When fetch eventually happens (this core gets a shared copy of the cache line again), RIP = e and it will fetch the last 2 bytes of the mov $4,%rbx. Cross-modifying code needs to make sure that no other core is executing in the middle of where it wants to write one long instruction.

In this case, you'd get 00 00 add %al, (%rax).

Also note that the writing CPU needs to make sure the modification is atomic, e.g. with an 8-byte store (Intel P6 and later CPUs guarantee that stores up to 8 bytes at any alignment within 1 cache line are atomic; AMD doesn't), or lock cmpxchg or lock cmpxchg16b. Otherwise it's possible for a reader to see partially updated instructions. You can consider instruction-fetch to be doing atomic 16-byte loads or something like that.

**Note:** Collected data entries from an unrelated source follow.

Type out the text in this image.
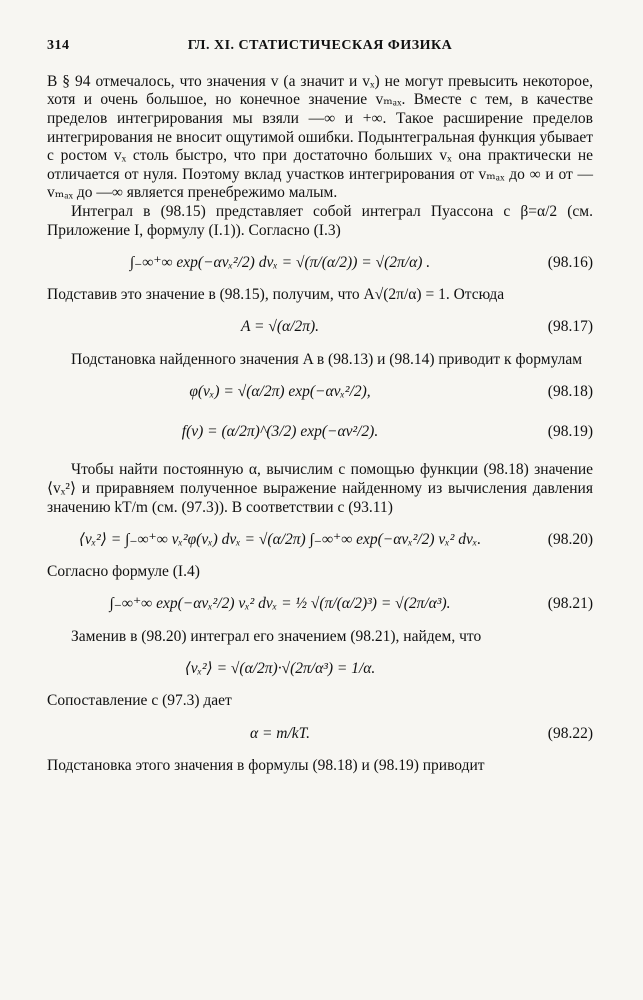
314	ГЛ. XI. СТАТИСТИЧЕСКАЯ ФИЗИКА

В § 94 отмечалось, что значения v (а значит и vₓ) не могут превысить некоторое, хотя и очень большое, но конечное значение vₘₐₓ. Вместе с тем, в качестве пределов интегрирования мы взяли —∞ и +∞. Такое расширение пределов интегрирования не вносит ощутимой ошибки. Подынтегральная функция убывает с ростом vₓ столь быстро, что при достаточно больших vₓ она практически не отличается от нуля. Поэтому вклад участков интегрирования от vₘₐₓ до ∞ и от —vₘₐₓ до —∞ является пренебрежимо малым.

Интеграл в (98.15) представляет собой интеграл Пуассона с β=α/2 (см. Приложение I, формулу (I.1)). Согласно (I.3)

∫₋∞⁺∞ exp(−αvₓ²/2) dvₓ = √(π/(α/2)) = √(2π/α) .	(98.16)

Подставив это значение в (98.15), получим, что A√(2π/α) = 1. Отсюда

A = √(α/2π).	(98.17)

Подстановка найденного значения A в (98.13) и (98.14) приводит к формулам

φ(vₓ) = √(α/2π) exp(−αvₓ²/2),	(98.18)
f(v) = (α/2π)^(3/2) exp(−αv²/2).	(98.19)

Чтобы найти постоянную α, вычислим с помощью функции (98.18) значение ⟨vₓ²⟩ и приравняем полученное выражение найденному из вычисления давления значению kT/m (см. (97.3)). В соответствии с (93.11)

⟨vₓ²⟩ = ∫₋∞⁺∞ vₓ²φ(vₓ) dvₓ = √(α/2π) ∫₋∞⁺∞ exp(−αvₓ²/2) vₓ² dvₓ.	(98.20)

Согласно формуле (I.4)

∫₋∞⁺∞ exp(−αvₓ²/2) vₓ² dvₓ = ½ √(π/(α/2)³) = √(2π/α³).	(98.21)

Заменив в (98.20) интеграл его значением (98.21), найдем, что

⟨vₓ²⟩ = √(α/2π)·√(2π/α³) = 1/α.

Сопоставление с (97.3) дает

α = m/kT.	(98.22)

Подстановка этого значения в формулы (98.18) и (98.19) приводит
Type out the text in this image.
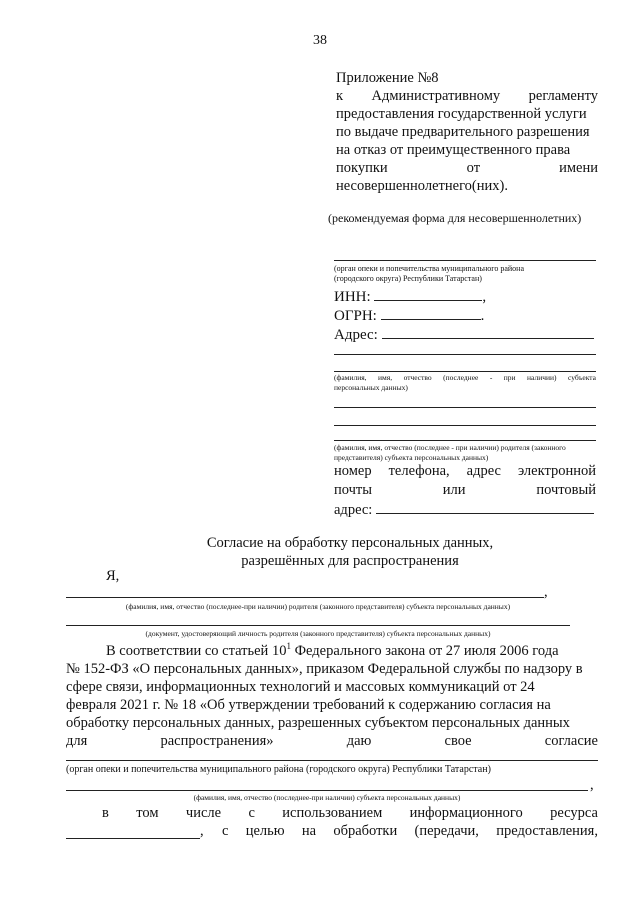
38
Приложение №8
к Административному регламенту
предоставления государственной услуги
по выдаче предварительного разрешения
на отказ от преимущественного права
покупки	от	имени
несовершеннолетнего(них).
(рекомендуемая форма для несовершеннолетних)
(орган опеки и попечительства муниципального района
(городского округа) Республики Татарстан)
ИНН:	,
ОГРН:	.
Адрес:
(фамилия, имя, отчество (последнее - при наличии) субъекта
персональных данных)
(фамилия, имя, отчество (последнее - при наличии) родителя (законного
представителя) субъекта персональных данных)
номер телефона, адрес электронной
почты	или	почтовый
адрес:
Согласие на обработку персональных данных,
разрешённых для распространения
Я,
,
(фамилия, имя, отчество (последнее-при наличии) родителя (законного представителя) субъекта персональных данных)
(документ, удостоверяющий личность родителя (законного представителя) субъекта персональных данных)
В соответствии со статьей $10^1$ Федерального закона от 27 июля 2006 года
№ 152-ФЗ «О персональных данных», приказом Федеральной службы по надзору в
сфере связи, информационных технологий и массовых коммуникаций от 24
февраля 2021 г. № 18 «Об утверждении требований к содержанию согласия на
обработку персональных данных, разрешенных субъектом персональных данных
для	распространения»	даю	свое	согласие
(орган опеки и попечительства муниципального района (городского округа) Республики Татарстан)
,
(фамилия, имя, отчество (последнее-при наличии) субъекта персональных данных)
в том числе с использованием информационного ресурса
, с целью на обработки (передачи, предоставления,
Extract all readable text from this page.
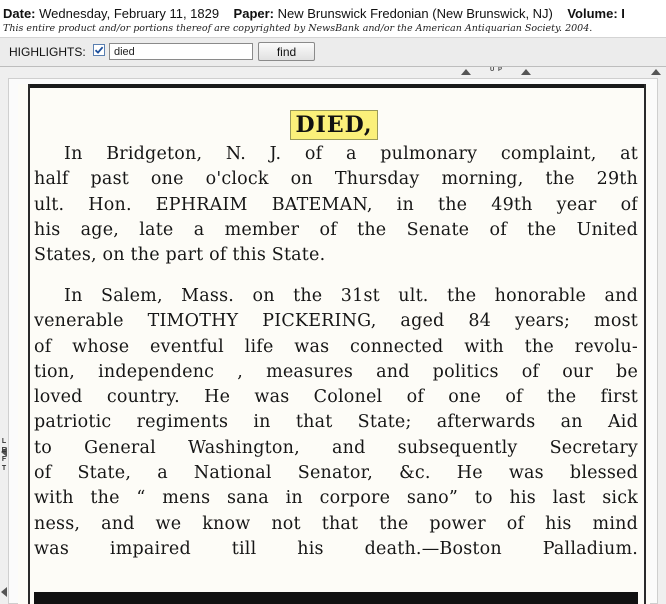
Date: Wednesday, February 11, 1829 Paper: New Brunswick Fredonian (New Brunswick, NJ) Volume: I
This entire product and/or portions thereof are copyrighted by NewsBank and/or the American Antiquarian Society. 2004.
HIGHLIGHTS:
died	find
U P
L
E
F
T
DIED,
In Bridgeton, N. J. of a pulmonary complaint, at
half past one o'clock on Thursday morning, the 29th
ult. Hon. EPHRAIM BATEMAN, in the 49th year of
his age, late a member of the Senate of the United
States, on the part of this State.
In Salem, Mass. on the 31st ult. the honorable and
venerable TIMOTHY PICKERING, aged 84 years; most
of whose eventful life was connected with the revolu-
tion, independenc , measures and politics of our be
loved country. He was Colonel of one of the first
patriotic regiments in that State; afterwards an Aid
to General Washington, and subsequently Secretary
of State, a National Senator, &c. He was blessed
with the “ mens sana in corpore sano” to his last sick
ness, and we know not that the power of his mind
was impaired till his death.—Boston Palladium.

"The instruction fetch unit fetches one 32-byte cache line in each clock cycle from the instruction cache memory" which I think can be interpreted to mean that each instruction gets a fresh copy of the cache line from L1,

No.

That wide fetch block is then decoded into multiple x86 instructions! The point of wide fetch is to pull in multiple instructions at once, not to redo it separately for each instruction. That document seems to be about P6 (Pentium III), although P6 only does 16 bytes of actual fetch at once, into a 32-byte wide buffer that lets the CPU take a 16-byte window.

P6 is 3-wide superscalar, and every clock cycle can decode up to 16 bytes of machine code containing up to 3 instructions. (But there's a pre-decode stage to find instruction lengths first...)

See Agner Fog's microarch guide (https://agner.org/optimize/) for details, (with a focus on details that are relevant for turning software performance.) Later microarchitectures add queues between pre-decode and decode. See those sections of Agner Fog's microarch guide, and https://realworldtech.com/merom/ (Core 2).

And of course see https://realworldtech.com/sandy-bridge for more modern x86 with a uop cache. Also https://en.wikichip.org/wiki/amd/microarchitectures/zen_2#Core for recent AMD.

For good background before reading any of those, Modern Microprocessors: A 90-Minute Guide!.


For a core modifying its own code, see: Observing stale instruction fetching on x86 with self-modifying code - that's different (and harder) because out-of-order exec of the store has to be sorted out from code-fetch of earlier vs. later instructions in program order. i.e. the moment at which the store must become visible is fixed, unlike with another core where it just happens when it happens.

3
votes

It varies between implementations, but generally, this is managed by the cache coherency protocol of the multiprocessor. In simplest terms, what happens is that when CPU1 writes to a memory location, that location will be invalidated in every other cache in the system. So that write will invalidate the line in CPU2's instruction cache as well as any (partially) decoded instructions in CPU2's uop cache (if it has such a thing). So when CPU2 goes to fetch/execute the next instruction, all those caches will miss and it will stall while things are refetched. Depending on the cache coherency protocol, that may involve waiting for the write to get to memory, or may fetch the modified data directly from CPU1's dcache, or things might go via some shared cache.